The following is an excerpt from a teaching by Jetsunma Ahkon Lhamo called “Love Now, Dzogchen Later”
If you can’t be bothered to join and give some help, some support through having given rise to the bodhicitta, and having habituated oneself towards understanding the nature of samsara, which is also your responsibility, and habituating oneself towards deeply understanding the suffering of all sentient beings, which is also your responsibility, then there’s not much hope for good practice, no matter what practice you do. You can’t get away from it, no matter how wonderful you are. Compassion is in the mix. And there’s not much time. None of us knows how long we will live. It is not appropriate to say I’m going to wait, wait, wait, wait, wait until I get my stuff ironed out, and then, THEN I’ll try the bodhicitta. You’ll never get the chance. Believe me, my friend. I’ve seen it time and time again. You will never have the opportunity.
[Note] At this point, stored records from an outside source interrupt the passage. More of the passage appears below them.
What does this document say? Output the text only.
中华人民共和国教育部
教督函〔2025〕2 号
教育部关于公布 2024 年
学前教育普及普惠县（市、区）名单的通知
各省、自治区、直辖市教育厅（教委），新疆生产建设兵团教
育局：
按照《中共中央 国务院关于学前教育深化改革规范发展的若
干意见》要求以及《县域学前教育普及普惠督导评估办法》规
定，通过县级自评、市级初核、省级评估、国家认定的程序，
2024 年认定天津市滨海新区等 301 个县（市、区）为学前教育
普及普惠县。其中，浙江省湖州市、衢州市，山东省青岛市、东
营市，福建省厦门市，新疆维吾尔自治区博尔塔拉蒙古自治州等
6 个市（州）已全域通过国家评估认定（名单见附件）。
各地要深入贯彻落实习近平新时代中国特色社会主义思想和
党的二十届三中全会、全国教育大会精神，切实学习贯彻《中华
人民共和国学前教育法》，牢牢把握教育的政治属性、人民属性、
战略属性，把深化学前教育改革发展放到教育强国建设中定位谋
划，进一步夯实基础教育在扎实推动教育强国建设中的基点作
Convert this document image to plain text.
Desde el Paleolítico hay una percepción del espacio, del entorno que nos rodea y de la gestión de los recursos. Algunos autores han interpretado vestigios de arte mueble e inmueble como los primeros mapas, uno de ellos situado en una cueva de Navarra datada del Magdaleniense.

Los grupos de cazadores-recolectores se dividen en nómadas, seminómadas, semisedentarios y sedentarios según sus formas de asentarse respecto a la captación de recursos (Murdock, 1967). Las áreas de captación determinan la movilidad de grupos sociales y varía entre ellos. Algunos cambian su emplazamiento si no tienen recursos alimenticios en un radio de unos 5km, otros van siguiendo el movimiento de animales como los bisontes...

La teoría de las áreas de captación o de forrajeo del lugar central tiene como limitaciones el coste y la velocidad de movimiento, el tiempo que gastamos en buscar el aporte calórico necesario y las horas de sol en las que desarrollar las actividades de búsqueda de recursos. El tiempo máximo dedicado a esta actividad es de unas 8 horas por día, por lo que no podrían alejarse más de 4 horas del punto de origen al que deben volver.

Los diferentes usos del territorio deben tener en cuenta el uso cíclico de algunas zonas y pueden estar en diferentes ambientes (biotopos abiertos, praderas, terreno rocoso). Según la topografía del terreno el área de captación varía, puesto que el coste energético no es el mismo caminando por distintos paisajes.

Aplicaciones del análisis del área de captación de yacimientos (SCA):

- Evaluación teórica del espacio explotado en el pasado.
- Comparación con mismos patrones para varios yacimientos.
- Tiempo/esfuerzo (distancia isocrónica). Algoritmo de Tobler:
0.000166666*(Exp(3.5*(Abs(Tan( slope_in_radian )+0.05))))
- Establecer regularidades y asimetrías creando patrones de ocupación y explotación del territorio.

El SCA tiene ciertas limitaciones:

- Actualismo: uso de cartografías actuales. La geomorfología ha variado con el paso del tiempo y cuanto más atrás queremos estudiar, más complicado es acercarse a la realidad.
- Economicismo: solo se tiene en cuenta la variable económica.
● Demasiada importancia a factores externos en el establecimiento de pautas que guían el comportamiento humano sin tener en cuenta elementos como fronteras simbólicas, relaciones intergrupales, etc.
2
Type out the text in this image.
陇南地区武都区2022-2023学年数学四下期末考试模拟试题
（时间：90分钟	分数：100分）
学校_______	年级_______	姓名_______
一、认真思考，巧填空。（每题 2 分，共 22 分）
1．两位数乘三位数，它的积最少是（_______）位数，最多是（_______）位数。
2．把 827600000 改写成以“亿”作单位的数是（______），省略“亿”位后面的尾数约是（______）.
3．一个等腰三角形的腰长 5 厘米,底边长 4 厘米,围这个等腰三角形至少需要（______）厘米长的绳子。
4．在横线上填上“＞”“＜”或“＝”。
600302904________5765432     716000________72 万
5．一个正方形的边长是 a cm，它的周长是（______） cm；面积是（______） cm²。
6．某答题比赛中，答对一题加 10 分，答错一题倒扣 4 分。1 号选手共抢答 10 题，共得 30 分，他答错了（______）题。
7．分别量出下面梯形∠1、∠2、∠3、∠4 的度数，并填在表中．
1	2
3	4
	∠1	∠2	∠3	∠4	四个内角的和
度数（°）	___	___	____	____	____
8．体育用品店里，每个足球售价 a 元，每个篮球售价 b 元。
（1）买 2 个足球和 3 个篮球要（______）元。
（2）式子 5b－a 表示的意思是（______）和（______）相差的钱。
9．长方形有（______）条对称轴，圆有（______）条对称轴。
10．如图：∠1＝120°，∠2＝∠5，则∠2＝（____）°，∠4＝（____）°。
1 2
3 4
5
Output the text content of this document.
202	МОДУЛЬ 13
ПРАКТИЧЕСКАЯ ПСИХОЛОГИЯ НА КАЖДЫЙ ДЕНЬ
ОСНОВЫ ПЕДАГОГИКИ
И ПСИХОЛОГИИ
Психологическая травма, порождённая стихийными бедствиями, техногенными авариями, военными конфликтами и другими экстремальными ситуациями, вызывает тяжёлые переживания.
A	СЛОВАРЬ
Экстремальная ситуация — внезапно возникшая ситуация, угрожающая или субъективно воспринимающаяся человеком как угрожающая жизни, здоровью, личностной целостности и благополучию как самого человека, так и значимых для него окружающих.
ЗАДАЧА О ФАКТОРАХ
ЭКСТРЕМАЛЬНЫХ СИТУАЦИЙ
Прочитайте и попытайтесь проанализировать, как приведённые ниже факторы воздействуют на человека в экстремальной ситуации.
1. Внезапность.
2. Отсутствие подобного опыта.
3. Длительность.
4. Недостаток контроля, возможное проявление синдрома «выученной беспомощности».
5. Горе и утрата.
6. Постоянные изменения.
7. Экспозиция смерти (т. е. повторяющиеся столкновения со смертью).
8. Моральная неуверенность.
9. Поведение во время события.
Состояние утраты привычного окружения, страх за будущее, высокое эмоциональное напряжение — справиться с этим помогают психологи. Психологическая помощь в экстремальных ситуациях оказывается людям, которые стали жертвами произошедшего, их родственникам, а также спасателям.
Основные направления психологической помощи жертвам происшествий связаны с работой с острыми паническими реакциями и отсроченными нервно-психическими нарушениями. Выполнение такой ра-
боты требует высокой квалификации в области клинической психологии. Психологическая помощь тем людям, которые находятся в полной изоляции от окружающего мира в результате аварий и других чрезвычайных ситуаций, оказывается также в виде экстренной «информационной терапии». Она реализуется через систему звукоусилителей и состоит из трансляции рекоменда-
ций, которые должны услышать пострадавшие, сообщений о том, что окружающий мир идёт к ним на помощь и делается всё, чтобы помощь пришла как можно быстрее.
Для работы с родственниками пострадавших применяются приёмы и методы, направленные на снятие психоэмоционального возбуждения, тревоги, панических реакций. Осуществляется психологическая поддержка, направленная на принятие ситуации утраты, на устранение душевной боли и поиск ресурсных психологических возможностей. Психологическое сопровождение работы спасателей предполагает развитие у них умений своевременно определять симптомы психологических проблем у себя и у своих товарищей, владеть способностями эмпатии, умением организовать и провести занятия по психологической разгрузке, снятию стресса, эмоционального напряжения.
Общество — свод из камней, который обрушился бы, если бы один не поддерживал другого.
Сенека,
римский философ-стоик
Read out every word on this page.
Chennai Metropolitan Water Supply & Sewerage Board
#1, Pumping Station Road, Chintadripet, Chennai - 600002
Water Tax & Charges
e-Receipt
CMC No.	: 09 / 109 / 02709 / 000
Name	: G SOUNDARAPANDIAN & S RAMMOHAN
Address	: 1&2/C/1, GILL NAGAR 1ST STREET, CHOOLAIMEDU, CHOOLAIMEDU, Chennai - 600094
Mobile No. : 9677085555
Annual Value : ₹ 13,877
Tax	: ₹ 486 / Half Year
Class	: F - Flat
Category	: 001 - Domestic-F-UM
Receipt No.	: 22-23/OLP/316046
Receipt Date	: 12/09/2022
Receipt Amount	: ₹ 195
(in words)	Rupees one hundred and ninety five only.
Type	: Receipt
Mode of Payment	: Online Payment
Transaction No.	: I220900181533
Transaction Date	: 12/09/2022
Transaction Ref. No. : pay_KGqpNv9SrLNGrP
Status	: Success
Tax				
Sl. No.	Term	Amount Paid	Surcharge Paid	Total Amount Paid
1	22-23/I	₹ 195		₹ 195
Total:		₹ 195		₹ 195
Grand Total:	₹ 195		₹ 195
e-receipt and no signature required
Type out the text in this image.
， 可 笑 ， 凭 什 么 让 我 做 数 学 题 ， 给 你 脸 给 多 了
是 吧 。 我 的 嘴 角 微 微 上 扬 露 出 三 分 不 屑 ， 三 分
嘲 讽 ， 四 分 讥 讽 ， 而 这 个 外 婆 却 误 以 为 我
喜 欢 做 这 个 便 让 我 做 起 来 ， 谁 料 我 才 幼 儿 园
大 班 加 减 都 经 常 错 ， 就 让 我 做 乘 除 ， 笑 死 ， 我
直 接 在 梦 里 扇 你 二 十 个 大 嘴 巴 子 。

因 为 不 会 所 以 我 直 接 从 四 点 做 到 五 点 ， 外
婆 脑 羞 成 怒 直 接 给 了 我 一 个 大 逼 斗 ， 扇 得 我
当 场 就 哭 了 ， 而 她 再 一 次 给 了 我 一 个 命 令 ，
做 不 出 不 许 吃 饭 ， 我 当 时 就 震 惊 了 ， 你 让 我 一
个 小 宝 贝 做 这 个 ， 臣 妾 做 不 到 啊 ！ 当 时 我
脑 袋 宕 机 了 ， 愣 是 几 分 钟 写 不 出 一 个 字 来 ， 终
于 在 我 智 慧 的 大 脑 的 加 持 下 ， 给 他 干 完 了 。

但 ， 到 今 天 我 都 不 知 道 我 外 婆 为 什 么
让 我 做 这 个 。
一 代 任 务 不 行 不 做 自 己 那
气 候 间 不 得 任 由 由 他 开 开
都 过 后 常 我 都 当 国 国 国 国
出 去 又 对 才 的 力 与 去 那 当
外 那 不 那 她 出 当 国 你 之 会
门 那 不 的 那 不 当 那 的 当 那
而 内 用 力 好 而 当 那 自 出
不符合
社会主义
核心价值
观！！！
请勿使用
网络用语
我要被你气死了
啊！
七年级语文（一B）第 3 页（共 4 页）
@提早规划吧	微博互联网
When you accept the path of the Dharma, and you commit yourself to the idea of liberation, at that point, you have to accept what has actually been taught. You can’t pick and choose what you want. You can’t make up your own little gig and call it Buddhism. Because all of the Buddhist teachings, every one, from the simplest level in the Deer Park when Lord Buddha was actually alive to this very day and whatever terma revelations may even be realized in this time, the heart beat, the essence, the blood and spirit and truth of Dharma is the bodhicitta, the great compassion. That is the way.
If you think you can simply muster up great pride in your accomplishment by keeping your ordinary qualities—pride, self-absorption, slothfulness—and yet somehow do a very high practice, and magically give rise to the perfect awakening, it won’t be so. Time and time again, we have been taught that the way of the Buddha Dharma is the way of the bodhicitta. So it is easy to say, ‘I graduated last year. I’m going to graduate this year, too.’ It is easy to say, ‘Well, I didn’t do this, and I didn’t do this, and I didn’t accomplish a bhum [one hundred thousand repetitions] of this, and I didn’t accomplish a million of that, but I’m practicing Dzogchen.’ That’s very easy to do. But it behooves us to go back and see what we’ve missed.
You are not too advanced to love. You are not too advanced to get off your duff and help somebody. You are not too sanctified to look at other beings on this planet and say, ‘I know that you are wandering in samsara. I know that we are basically human and that we share many of the same sufferings, and I find that unbearable. I wish to help.’ You are not too holy to care that there is war, that there is hunger, that there is suffering. And shame on you if all you do to honor Guru Rinpoche’s teachings is to sit on your little cushion and have it be all. Yeah, you can dedicate your practice. That’s right. You can also help. It wouldn’t kill you. Do you see what I’m saying?
It’s good to go all the way. It’s very good to get these precious inconceivable teachings, but since you are not in that perfect situation where you will be constantly reminded except by maybe me… And how much do you listen to me? Unless you are in that perfect situation, it is up to you to make up the difference. This is the karma of our times. And you find yourself here at 18400 River Road. You can’t skip anything. You should accomplish your Ngӧndro. You should finish it even if you’re working on Togyal. You should accomplish your Ngӧndro. And that means finishing it, not just saying, ‘I did a lot of it so I accomplished it.’ And you should accomplish your Three Roots. And most especially you should give rise to the precious bodhicitta.
Read the lives of the saints. Read what they went through in order to give rise to compassion. And that in any case, in every case, no real progress was ever made unless there was compassion, unless there was bodhicitta.